Sauf qu’à s’en prendre à ceux qui ont signé une pétition sur « le pluralisme en économie », au prétexte qu’elle est une réaction au lobbying de Jean Tirole, tout auréolé, auprès de « la ministre », (comme il dit), pour s’opposer à la création d’une nouvelle section d’économie au Conseil National des Universités, c’est choisir son camp. Et rajouter d’entrée de jeu que cette polémique pose la question de la politique, et qu’il faudrait pour le faire, à tout le moins, échapper « à certains impensés de la démarche des « hétérodoxes », c’est laisser croire que la politique n’a rien à faire avec l’économie, et surtout les économistes. J’avais plutôt comme l’impression, au contraire, que l’économie avait colonisé la politique depuis la fin des années 70.
Car ce qui caractérise l’hétérodoxie, n’est ce pas justement de s’opposer à une pensée dominante, et dès lors de revendiquer la nécessité du pluralisme, c’est à dire la possibilité de débattre, de pouvoir penser autrement, d’établir d’autres théories, de parler avec d’autres mots, quitte à se confronter. Quant aux impensés ? De Lagasnerie aurait du nous dire ce qu’il entendait par là. Car le propre de l’impensé qu’on prête aux autres, c’est de ne pourvoir être vraiment circonscrit.
Comme point d’appui critique, il dénonce la diversité des signatures qu’on trouve au bas de la pétition. Il doit bien être le seul à s’en s’étonner. Car trouver des personnalités d’horizons différents cosignant une pétition qui réclame plus de pluralisme en économie, est-ce si étonnant ? Ne peut on être classé comme libéral sans adopter les yeux fermés toutes les perversions du conservatisme ? Ce qui honore Lordon et Gauchet, auxquels il s’en prend, c’est justement de pouvoir se parler, pour défendre la diversité des analyses.

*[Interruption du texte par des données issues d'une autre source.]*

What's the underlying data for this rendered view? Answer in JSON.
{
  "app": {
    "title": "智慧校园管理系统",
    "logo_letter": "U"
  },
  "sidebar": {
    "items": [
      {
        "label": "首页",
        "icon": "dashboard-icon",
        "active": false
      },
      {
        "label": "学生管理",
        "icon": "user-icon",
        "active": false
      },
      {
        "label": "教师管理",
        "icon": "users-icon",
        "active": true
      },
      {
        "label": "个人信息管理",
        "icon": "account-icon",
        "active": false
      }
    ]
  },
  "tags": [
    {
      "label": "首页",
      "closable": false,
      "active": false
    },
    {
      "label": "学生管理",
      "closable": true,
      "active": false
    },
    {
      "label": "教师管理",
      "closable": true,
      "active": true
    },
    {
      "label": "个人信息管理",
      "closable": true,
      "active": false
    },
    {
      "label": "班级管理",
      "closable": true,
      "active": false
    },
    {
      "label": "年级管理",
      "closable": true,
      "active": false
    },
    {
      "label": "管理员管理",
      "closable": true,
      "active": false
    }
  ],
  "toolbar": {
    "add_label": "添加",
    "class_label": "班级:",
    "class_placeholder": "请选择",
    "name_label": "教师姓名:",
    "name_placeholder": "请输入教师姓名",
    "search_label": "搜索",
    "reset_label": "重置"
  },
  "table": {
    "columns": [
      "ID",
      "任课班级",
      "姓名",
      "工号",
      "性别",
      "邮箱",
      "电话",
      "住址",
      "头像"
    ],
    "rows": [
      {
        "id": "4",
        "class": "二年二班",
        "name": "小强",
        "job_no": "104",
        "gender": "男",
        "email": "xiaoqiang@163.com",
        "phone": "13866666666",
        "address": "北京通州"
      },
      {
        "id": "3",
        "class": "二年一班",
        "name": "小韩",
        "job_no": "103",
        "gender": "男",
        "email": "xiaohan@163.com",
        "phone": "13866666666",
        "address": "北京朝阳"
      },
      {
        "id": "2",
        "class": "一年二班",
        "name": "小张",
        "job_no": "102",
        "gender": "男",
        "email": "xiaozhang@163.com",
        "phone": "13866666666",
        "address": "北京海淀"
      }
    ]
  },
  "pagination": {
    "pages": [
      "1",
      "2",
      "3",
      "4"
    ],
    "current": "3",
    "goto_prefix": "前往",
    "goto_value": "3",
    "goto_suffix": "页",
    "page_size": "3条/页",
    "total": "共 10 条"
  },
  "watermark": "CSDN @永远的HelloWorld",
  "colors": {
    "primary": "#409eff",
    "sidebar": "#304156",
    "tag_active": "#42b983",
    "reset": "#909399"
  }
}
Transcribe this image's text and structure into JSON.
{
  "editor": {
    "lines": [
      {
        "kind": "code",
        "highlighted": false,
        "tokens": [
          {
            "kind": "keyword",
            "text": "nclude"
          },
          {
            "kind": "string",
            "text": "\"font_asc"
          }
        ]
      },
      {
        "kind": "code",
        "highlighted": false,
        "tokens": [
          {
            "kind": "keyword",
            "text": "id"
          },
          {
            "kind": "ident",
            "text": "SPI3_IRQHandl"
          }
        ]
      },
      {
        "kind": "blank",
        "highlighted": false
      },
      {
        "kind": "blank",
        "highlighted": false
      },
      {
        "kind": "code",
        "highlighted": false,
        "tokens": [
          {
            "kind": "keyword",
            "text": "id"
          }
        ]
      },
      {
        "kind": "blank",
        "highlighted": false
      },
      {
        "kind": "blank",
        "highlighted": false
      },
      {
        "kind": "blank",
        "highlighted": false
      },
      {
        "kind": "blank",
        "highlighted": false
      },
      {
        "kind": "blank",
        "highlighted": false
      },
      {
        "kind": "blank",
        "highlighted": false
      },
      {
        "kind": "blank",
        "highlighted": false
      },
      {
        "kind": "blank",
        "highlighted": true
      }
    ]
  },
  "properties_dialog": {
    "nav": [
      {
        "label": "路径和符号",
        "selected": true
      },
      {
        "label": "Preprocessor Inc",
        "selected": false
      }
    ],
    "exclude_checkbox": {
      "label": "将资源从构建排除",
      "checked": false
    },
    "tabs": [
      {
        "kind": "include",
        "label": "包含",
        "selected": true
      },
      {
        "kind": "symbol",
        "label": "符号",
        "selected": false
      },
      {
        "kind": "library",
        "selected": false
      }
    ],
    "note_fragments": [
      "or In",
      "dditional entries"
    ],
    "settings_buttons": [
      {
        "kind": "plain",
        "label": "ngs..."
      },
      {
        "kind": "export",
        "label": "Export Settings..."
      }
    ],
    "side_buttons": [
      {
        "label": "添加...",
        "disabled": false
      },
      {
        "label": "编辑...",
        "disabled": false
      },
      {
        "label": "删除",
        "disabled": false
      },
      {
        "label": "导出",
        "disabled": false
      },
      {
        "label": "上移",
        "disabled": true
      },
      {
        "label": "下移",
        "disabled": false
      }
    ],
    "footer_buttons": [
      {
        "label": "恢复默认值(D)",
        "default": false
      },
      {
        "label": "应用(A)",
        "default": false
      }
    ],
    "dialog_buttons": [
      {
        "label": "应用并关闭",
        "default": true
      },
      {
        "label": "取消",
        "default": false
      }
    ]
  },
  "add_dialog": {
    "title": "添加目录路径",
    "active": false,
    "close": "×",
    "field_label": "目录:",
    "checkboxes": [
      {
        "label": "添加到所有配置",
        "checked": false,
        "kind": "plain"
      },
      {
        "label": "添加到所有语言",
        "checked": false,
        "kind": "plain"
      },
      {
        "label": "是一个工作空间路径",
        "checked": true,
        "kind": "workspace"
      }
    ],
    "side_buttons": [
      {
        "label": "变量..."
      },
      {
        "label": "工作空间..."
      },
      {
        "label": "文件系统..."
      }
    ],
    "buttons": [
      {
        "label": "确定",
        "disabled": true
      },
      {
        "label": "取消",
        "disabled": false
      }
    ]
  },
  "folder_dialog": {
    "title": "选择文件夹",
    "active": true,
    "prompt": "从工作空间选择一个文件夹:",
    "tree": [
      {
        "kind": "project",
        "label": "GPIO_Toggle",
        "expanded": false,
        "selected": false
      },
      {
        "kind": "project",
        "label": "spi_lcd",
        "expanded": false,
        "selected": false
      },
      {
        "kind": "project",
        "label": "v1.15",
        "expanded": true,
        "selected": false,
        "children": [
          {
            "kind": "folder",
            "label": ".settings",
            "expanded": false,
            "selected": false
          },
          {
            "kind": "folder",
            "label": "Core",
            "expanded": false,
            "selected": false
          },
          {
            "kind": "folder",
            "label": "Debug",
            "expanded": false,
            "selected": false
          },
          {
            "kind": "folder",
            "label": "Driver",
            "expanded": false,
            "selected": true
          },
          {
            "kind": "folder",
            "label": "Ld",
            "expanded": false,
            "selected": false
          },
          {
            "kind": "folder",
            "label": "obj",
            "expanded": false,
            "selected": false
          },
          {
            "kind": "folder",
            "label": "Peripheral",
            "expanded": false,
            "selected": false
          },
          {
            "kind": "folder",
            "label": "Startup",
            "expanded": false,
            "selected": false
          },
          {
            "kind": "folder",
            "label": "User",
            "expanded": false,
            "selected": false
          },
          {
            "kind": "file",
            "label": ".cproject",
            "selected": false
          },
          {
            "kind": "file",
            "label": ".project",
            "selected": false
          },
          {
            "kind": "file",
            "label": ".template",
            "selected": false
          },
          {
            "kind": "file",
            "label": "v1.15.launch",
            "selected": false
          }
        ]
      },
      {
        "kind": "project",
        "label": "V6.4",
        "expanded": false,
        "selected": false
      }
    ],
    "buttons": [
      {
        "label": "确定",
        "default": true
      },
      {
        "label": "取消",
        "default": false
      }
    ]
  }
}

Quelle est cette théorie de la pureté chimique sur laquelle on devrait s’appuyer, qui voudrait empêcher des corps différents de constituer un mélange provisoire ou transitoire.
Quelle est cette pureté ‘’lagasnérienne’’ qui n’hésite pas à devoir avancer comme argument, dans un débat sur les économistes, la supposée homophobie de certains. Je n’ai rien vérifié, mais est-ce bien l’endroit dans un débat sérieux. Ou qui se veut sérieux.
Il n’hésite même pas à nous sortir des truismes du genre : « Il y a nombre de conservateurs et de réactionnaires parmi les dits "hétérodoxes" et, à l'inverse, on trouve parfois des analyses beaucoup plus intéressantes, plus critiques chez les néoclassiques ». C’est nous dire que le centre est partout et la circonférence nulle part. C’est nous dire que l’intelligence est côtoyée partout par la connerie. Belle trouvaille ! Il suffit de lire les blogs suivis de leurs commentaires sur Mediapart pour s’en rendre compte, parfois.
En fait, ce que ne supporte pas De Lagasnerie, c’est l’esprit d’ouverture, la recherche du dialogue, la possibilité de partager. Ce qu’il ne comprend pas, c’est l’altérité. Un comble pour un philosophe contemporain ! Rien d’étonnant. Car c’est bien lui qui a « cosigné », oserai je dire, cet appel contre la participation de Gauchet invité à faire la conférence inaugurale des rendez vous de l’histoire de Blois ?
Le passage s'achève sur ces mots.